Mon regard passe alors de mon carnet de mots fléchés entre nous sur la pile de Bluray que nous nous faisons un plaisir de faire diminuer au fil de notre visionnage. Glisse sur la porte de la chambre de mon frère. Se pose sur le comptoir de la cuisine où se trouve un gâteau que j'ai fait ce matin. Pour finir sur mes chaussons.

Il revient finalement sur Ezra qui continue de m'observer, ne comprenant pas mon comportement. C'est stupide peut-être. Mais tous ces éléments forment ma vie, mon quotidien, mes habitudes. Mes repères. Ezra n'a pas tout ça. Et que fait-il de ses objets personnels ? Il est obligé de les transporter d'une pièce à l'autre à chaque fois ?

— Pour... Et tes affaires ?

— Je...

Cette fois, il baisse les yeux pour éviter les miens.

— Je n'ai pas grand-chose, tu sais. J'ai quelques habits, c'est tout. Ce qui compte le plus, c'est Crumpet et... la photo de mon frère. Les objets n'ont pas d'importance pour moi.

Instinctivement, j'amène sa main que je tiens toujours jusqu'à mes lèvres et l'embrasse avec toute la tendresse que j'ai. Ce garçon, au-delà de mes sentiments pour lui, me touche réellement.

— Tu devrais pouvoir avoir un endroit où tu te sens en sécurité, lui soufflé-je, la gorge serrée par l'émotion.

Il se laisse glisser sur le canapé pour se rapprocher de moi. Ses doigts dégagent une mèche qui tombait devant mon regard avant de frôler la monture de mes lunettes. Ils me procurent quelques frissons le long de la colonne vertébrale quand ils effleurent les petits cheveux de ma nuque. Ezra dépose un baiser sur le bout de mon nez alors que sa main se cale puissamment dans mon cou.

Nous ne nous quittons pas des yeux. Le fragile et innocent Blue est parti. Le jeune homme autoritaire et sûr de lui que j'ai pu apercevoir le jour de notre rencontre est là, à quelques centimètres de moi. Il se mordille la lèvre en me dévorant du regard. Une nouvelle émotion passe dedans, me faisant déglutir dans la seconde. Je ne l'ai jamais vue jusqu'à présent, je la découvre et l'apprécie déjà. Le désir.

— Je me sens en sécurité avec toi, chuchote-t-il.

Alors qu'il se redresse un peu sur ses genoux, son visage se rapproche de moi, accélérant mon rythme cardiaque. Ma gorge s'assèche dès que le souffle d'Ezra s'échoue pour la première fois sur ma peau, me promettant une suite plus qu'agréable. Son sourire en coin est fugace, mais bien visible juste avant qu'il m'embrasse.

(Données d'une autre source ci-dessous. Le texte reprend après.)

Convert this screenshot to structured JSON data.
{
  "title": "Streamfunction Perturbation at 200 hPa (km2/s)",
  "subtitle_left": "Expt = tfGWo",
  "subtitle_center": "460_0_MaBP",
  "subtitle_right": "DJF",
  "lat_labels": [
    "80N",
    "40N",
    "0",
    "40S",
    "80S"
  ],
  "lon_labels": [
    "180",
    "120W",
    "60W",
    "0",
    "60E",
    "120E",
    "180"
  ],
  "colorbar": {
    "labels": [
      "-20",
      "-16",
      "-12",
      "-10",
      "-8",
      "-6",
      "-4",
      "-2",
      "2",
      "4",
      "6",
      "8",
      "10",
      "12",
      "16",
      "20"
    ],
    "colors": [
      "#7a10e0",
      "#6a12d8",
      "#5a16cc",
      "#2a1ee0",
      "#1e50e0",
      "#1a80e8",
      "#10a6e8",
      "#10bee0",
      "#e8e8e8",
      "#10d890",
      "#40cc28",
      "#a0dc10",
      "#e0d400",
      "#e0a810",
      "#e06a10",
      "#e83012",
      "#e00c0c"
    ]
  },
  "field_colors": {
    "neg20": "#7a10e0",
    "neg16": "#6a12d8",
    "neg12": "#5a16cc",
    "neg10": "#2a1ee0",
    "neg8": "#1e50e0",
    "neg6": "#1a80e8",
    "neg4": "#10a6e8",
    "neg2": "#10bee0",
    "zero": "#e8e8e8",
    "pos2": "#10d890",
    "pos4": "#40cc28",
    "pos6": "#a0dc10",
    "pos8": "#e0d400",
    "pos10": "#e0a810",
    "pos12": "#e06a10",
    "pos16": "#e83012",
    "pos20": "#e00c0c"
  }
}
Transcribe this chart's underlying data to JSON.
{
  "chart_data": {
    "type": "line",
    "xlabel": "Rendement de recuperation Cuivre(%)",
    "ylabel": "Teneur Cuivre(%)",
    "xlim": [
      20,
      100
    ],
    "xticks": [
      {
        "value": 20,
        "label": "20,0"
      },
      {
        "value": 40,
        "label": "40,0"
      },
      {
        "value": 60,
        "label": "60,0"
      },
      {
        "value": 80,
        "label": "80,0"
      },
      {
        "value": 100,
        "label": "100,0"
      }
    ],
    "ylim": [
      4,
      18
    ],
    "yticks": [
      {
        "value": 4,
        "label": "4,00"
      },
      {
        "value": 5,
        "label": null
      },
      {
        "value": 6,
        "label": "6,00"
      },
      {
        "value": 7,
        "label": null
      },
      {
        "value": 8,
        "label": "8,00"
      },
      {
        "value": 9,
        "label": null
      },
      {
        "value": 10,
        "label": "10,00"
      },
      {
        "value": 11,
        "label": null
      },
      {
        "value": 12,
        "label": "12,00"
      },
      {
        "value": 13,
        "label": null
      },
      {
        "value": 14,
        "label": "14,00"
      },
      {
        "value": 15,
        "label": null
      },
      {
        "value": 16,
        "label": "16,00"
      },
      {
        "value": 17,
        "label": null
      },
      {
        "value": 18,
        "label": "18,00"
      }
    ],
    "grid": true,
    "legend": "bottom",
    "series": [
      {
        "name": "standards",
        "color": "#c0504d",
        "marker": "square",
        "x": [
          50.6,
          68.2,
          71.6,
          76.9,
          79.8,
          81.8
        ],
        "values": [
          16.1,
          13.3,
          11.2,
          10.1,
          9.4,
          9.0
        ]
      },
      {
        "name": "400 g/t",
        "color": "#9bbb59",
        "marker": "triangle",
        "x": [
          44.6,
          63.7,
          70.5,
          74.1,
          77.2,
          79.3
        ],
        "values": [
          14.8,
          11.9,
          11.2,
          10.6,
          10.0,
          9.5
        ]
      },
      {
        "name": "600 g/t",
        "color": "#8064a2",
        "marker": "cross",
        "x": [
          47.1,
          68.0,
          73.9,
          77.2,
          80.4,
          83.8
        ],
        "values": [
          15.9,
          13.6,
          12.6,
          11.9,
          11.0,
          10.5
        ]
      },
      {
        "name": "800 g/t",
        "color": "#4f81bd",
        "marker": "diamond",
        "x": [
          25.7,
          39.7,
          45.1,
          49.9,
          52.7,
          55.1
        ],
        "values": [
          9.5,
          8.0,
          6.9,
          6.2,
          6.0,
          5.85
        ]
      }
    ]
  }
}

Nous ne nous sommes jamais embrassés ainsi. Bien que notre premier baiser date d'il y a seulement quatre jours, nous en avons échangé quelques-uns tout de même – peut-être pas autant que je l'aurais voulu, c'est vrai. Mais aucun ne ressemblait à celui-ci. Je me demande si j'ai déjà partagé un tel baiser avec qui que ce soit.

C'est passionnel, possessif et incroyablement excitant. Je ne me serais jamais attendu à ça avec Ezra, n'y ayant pas réfléchi. Cependant, maintenant qu'il me tient le cou et bouge ses lèvres sur les miennes, son changement de comportement me plaît beaucoup. Je ne veux surtout pas que nous nous arrêtions.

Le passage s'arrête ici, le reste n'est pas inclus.